Thursday, September 26, 2013

Part Eight: Living with Chronic Lyme Disease: a long and difficult journey

Part Eight: Small Town Living Knows All Secrets

It is not surprising that my husband took on greater roles with raising our kids, though I used my well-developed farm voice like a megaphone and continued exerting my influence over my family as I could. I didn't know it at the time, but our small town collectively felt bad for my kids and so their friends’ parents extended their parenting to my kids and myself too, protecting me from their antics that should have been mine to know.

My youngest daughter, read her Mother's Day special writing about me, to me at a first grade Mother’s Day program. I shuddered to think of what she might write, with good reason.  She told the story of her mother as only a child can.  She read that she she too had gone on a family vacation to Disneyland, like the other children in her class, when she was six months old, though couldn't remember riding any of the rides.  She also wrote about her having to clean the house, upstairs and downstairs and all around it while her mother was in bed and added that she also fixed her own lunches to take to school. I was embarrassed but tried to be gracious and added that she was indeed a wonderful daughter, though I wanted to cheerfully choke her! It was an embarrassment to my daughter as well, for her greatest fear was to be laughed at, and the town had a good chuckle over her personal rendition of her Cinderella story. The town was privy to what I hoped I could keep private.
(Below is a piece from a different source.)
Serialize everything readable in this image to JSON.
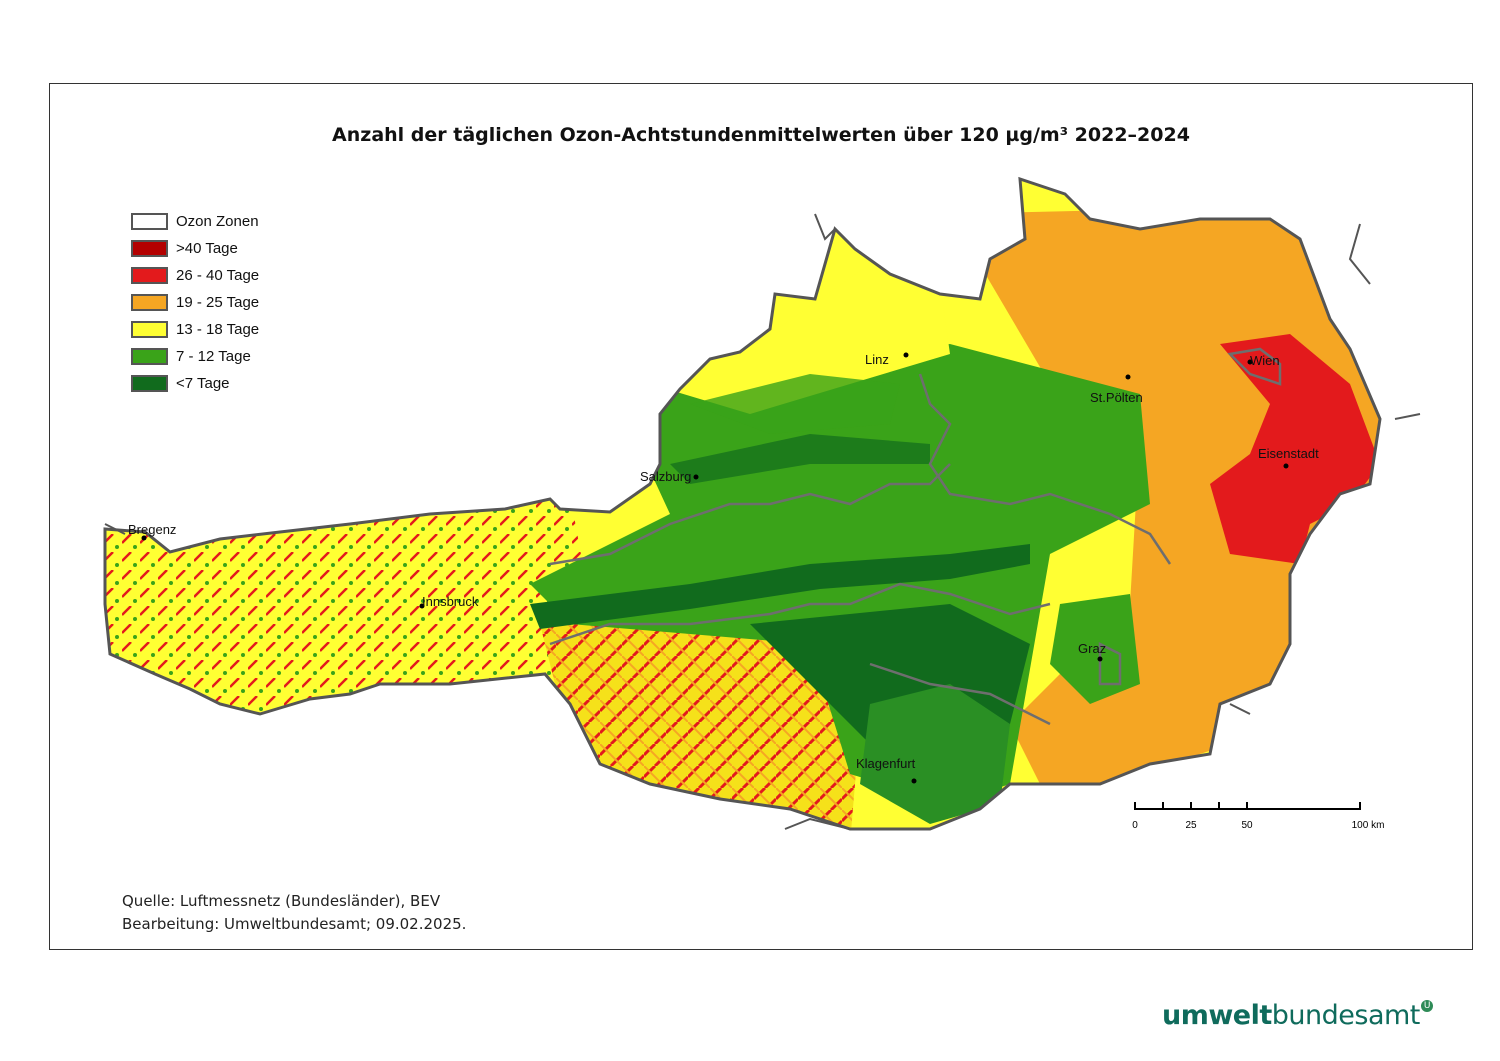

Wherever I went in our small town after that, inquiries would be made as to whether she could be rented out. It spoke loudly of what I knew: our life wasn't normal and the paper she wrote and read to me was glaringly honest and spoke of the hardship that my health had taken on my family, not to speak of my pride as well! It didn't matter that I took on teaching Catechism at church, for it was my child that spent the longest time in the confessional, though at least the priest and God would keep her complaints confidential! Our life was far from perfect, and I wasn't the mother or wife I had planned to be! Our girls worked hard, as did my husband and some things never changed: when I wasn't working hard, I could be found on the sofa or in bed...still too tired, or sick. Little did I know that this was but preparation of what was yet to come! (to be continued).....

Note that this blog precedes others that will discuss my diagnosis of Chronic Lyme, now known as Disseminated Lyme, and will discuss the split in the medical community regarding whether or not it exists and how it should be treated, and the challenges of getting adequate treatment with this politically unpopular disease.

My story is not an uncommon one.  Lyme patients often suffer being victimized twice, once by the disease and another by the medical community that questions the sanity of those that know that this illness exists and seeking treatment often puts us at odds with the majority of the medical community. Although writing my story is cathartic, I really don't have a need to live my story more than once, but as it is a common story for lyme patients, it is a story that needs to be told as seen through the patient's eyes.  More and more of us are coming out with our private stories, no longer hiding what we, ourselves would prefer to remain private. Only recently the CDC revealed that the incidence of this illness is thought to be ten times greater than reported, and those of us familiar with the CDC know that this figure is likely a gross under-estimate of the problem caused by this disease!  It is also a disease that is not just passed through tick bites, and my children's Congenital Lyme is a testimony to that! It is a disease that is worthy of research support, as it is a health threat not unlike cancer and AIDS that is taxing the vitality of people all over the world!

The illustration above is done by Hannah McMillen and the figure drawing by Sarah Kate McMillen

(*Caution: These blogs are not meant to be actual medical advice but rather meant only to empower others to face medical issues as equal partners with their medical providers and never give up questioning and exploring what alternatives may be available for conquering their illnesses.  Living life with a chronic illness is a daily challenge and it is my prayer that no one give up on living their life to the fullest extent possible.)